Bruxelles, 08/11/2001 (Agence Europe) - Suite à l'annonce du dépôt de bilan de Sabena, la Commissaire aux Affaires sociales Anna Diamantopoulou a souligné, dans une déclaration, que l'on ne pouvait pas "rester indifférent devant une crise sociale d'une telle ampleur", notamment parce que "les marchés du travail deviennent de plus en plus européens, surtout dans des secteurs comme l'aviation civile et les transports aériens". Les crises de l'emploi sont des affaires "d'intérêt communautaire, tous les mécanismes de solidarité doivent jouer leur rôle, et s'ils n'existent pas, il faut les créer", a estimé la Commissaire, pour qui une réponse purement législative à cette crise n'est pas suffisante. Et de poursuivre: "Une gestion prévisionnelle des crises de l'emploi au niveau européen devient indispensable, ainsi que la mobilisation des instruments financiers communautaires. Les Etats membres qui gèrent ces Fonds, tels le Fonds social européen, pourraient réorienter, pour autant que nécessaire, leurs priorités. Face à une crise sociale aussi lourde qui vient s'ajouter aux bilans de pertes d'emploi dans plusieurs Etats membres, en particulier dans ce secteur où il y a eu 25.000 pertes d'emploi ces derniers mois, toutes les institutions européennes et nationales doivent prendre leurs responsabilités, gérer les crises, proposer et adopter des solutions". La Commissaire, qui a déjà reçu les partenaires sociaux du secteur de l'aviation civile (voir EUROPE d'hier, p.15), devrait les rencontrer à nouveau avant le 10 décembre, annonce le communiqué.
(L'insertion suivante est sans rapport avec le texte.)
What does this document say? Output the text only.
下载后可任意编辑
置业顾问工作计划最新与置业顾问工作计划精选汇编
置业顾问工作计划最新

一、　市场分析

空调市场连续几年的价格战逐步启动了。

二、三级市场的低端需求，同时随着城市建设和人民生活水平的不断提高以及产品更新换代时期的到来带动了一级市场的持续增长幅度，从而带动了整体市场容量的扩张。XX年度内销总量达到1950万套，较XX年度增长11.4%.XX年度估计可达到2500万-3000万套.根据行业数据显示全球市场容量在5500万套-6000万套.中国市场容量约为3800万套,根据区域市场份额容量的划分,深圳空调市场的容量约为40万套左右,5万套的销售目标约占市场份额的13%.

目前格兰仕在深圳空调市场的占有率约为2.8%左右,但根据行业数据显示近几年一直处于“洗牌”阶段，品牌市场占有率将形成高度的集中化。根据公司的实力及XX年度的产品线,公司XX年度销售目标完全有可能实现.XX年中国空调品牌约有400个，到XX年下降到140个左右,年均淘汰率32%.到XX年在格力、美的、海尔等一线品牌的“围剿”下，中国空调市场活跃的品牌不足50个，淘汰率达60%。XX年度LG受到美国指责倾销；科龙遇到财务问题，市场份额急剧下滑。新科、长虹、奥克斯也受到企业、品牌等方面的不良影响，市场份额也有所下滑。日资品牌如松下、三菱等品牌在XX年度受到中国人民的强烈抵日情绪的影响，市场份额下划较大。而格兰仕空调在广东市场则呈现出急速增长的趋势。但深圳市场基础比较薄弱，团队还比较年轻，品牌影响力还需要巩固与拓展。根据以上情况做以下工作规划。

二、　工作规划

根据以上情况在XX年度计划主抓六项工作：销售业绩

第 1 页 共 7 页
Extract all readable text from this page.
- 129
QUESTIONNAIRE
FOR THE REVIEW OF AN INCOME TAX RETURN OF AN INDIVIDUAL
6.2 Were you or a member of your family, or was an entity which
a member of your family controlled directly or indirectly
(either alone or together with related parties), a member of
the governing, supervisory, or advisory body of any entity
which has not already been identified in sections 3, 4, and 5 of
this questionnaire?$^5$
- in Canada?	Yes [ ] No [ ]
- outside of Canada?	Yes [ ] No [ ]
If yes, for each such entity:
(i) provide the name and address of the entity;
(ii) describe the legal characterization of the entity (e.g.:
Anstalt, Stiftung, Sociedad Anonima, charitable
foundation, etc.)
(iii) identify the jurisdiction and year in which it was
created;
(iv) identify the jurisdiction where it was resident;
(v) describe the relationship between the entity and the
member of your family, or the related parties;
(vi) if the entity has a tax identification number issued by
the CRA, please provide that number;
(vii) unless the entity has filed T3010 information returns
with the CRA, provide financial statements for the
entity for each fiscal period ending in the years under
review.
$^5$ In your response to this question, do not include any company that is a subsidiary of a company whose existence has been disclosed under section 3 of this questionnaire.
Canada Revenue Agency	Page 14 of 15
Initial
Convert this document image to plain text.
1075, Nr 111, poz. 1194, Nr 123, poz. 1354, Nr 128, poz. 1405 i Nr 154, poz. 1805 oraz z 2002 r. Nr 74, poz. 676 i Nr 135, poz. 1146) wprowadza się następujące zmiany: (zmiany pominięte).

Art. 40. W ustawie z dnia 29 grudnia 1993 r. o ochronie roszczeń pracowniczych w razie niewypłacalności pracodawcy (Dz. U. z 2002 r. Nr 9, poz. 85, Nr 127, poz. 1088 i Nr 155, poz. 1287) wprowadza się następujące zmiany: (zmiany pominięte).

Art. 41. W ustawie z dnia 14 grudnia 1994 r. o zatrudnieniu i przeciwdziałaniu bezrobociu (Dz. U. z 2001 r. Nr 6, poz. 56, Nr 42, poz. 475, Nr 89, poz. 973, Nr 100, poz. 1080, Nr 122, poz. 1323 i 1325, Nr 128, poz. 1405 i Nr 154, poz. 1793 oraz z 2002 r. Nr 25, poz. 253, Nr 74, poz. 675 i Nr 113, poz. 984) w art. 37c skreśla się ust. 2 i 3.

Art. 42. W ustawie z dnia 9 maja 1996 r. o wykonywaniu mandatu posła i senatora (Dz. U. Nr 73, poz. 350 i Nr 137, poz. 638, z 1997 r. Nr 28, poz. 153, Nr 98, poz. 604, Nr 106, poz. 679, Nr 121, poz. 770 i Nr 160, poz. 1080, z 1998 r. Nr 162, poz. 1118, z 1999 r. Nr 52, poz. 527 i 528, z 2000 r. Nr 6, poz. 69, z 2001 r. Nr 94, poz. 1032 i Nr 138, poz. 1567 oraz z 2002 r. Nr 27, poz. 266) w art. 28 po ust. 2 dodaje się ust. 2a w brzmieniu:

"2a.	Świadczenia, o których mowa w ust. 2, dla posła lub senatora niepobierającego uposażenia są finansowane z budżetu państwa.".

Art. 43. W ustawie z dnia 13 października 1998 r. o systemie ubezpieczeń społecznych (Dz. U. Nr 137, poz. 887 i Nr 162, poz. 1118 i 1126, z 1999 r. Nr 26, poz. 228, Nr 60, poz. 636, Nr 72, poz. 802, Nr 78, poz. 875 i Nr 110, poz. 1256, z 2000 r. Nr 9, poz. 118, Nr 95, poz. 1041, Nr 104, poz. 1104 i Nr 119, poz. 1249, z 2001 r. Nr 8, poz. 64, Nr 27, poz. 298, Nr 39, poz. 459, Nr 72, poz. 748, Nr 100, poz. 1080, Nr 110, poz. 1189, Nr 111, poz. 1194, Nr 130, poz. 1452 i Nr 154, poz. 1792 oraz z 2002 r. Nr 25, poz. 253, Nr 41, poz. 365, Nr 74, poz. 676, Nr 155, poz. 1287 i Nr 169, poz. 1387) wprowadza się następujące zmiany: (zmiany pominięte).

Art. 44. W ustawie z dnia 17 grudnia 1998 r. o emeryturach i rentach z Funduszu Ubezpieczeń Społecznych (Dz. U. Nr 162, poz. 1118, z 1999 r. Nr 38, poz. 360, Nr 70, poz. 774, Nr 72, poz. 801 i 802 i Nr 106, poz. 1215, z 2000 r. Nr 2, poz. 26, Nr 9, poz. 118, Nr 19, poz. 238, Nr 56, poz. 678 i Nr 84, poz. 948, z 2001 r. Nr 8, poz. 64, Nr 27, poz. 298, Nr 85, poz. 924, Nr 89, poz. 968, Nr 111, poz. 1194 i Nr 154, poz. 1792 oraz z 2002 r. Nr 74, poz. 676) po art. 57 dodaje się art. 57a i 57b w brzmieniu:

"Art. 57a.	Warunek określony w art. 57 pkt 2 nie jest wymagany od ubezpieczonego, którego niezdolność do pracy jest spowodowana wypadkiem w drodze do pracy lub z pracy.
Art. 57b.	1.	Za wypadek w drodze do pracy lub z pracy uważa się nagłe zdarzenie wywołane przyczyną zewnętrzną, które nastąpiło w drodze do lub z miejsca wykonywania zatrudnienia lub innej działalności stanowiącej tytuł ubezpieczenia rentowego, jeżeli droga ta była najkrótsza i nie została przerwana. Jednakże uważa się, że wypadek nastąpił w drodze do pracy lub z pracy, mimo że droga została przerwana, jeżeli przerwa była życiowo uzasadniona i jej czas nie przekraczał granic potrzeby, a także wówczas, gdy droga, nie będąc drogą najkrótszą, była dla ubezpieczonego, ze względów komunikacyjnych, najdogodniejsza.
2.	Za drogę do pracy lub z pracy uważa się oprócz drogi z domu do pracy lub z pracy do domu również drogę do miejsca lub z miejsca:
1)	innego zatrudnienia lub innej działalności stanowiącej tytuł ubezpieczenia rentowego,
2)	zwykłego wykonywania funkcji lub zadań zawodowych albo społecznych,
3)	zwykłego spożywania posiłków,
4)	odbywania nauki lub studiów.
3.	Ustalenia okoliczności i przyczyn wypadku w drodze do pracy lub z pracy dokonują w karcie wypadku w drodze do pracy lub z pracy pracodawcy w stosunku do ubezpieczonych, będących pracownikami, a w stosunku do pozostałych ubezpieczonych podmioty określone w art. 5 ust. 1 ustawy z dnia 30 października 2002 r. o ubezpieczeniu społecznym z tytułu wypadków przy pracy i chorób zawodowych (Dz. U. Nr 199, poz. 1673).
Répondant jeudi à une question concernant la directive sur la protection des travailleurs en cas de faillite d'une entreprise, Andrew Fielding, porte-parole de Mme Diamantopoulou, a indiqué qu'il n' y avait, dans le droit communautaire, rien qui oblige une entreprise à informer et consulter ses travailleurs, au cours d'une certaine période, en amont de sa décision d'entrer en procédure de liquidation". Andrew Fielding a précisé que "jusqu'à présent, la Commission n'a été saisie d'aucune plainte de la part des représentants des travailleurs Sabena" et qu' "il n'y avait pas lieu pour l'instant de parler d'infraction au niveau européen".
Le président de la Commission, Romano Prodi, a constaté mercredi devant la presse (à Florence) que la Commission ne peut "rien faire" pour éviter la disparition de la compagnie belge. "Quelque chose d'historique se produit. J'espère que d'autres compagnies reprendront ce rôle et que la crise sera résolue par de nouveaux protagonistes", a-t-il ajouté. M. Prodi s'est dit personnellement affecté par cette crise en déclarant: "Ma vie est liée à Bruxelles, à la Sabena. Maintenant, je suis à terre".
La Commission, en revanche, refuse pour le moment tout commentaire sur la conformité des projets de "nouvelle Sabena", avec les règles européennes sur les aides d'Etat dans les transports aériens. "Il est encore trop tôt pour se prononcer", a déclaré jeudi Gilles Gantelet, porte-parole de la Commissaire aux Transports Loyola de Palacio, en assurant que la Commission a conscience que "les autorités belges font tous les efforts nécessaires pour présenter rapidement des plans". La Commission devra vérifier notamment si la participation éventuelle de l'Etat belge dans la nouvelle entreprise constitue une aide d'Etat et si le crédit-relais pour le "sauvetage" de Sabena autorisé il y a un mois sera utilisé ou non, et sous quelle forme. Il s'agira de contrôler en particulier s'il peut être utilisé par DAT, filiale de Sabena, qui pourrait reprendre les activités de la compagnie nationale belge. La faillite de Sabena "nous affecte tous, mais la Commission a aussi la tâche d'appliquer les règles de manière juste et équitable", a ajouté le porte-parole.
La Commission a donné des preuves de cette volonté "d'impartialité", en faisant savoir qu'elle a adressé mercredi une lettre aux autorités belges pour leur demander des informations sur les accords conclus entre la compagnie irlandaise Ryanair, l'aéroport de Charleroi et la région wallonne, afin de vérifier s'ils contiennent des éléments d'aide d'Etat.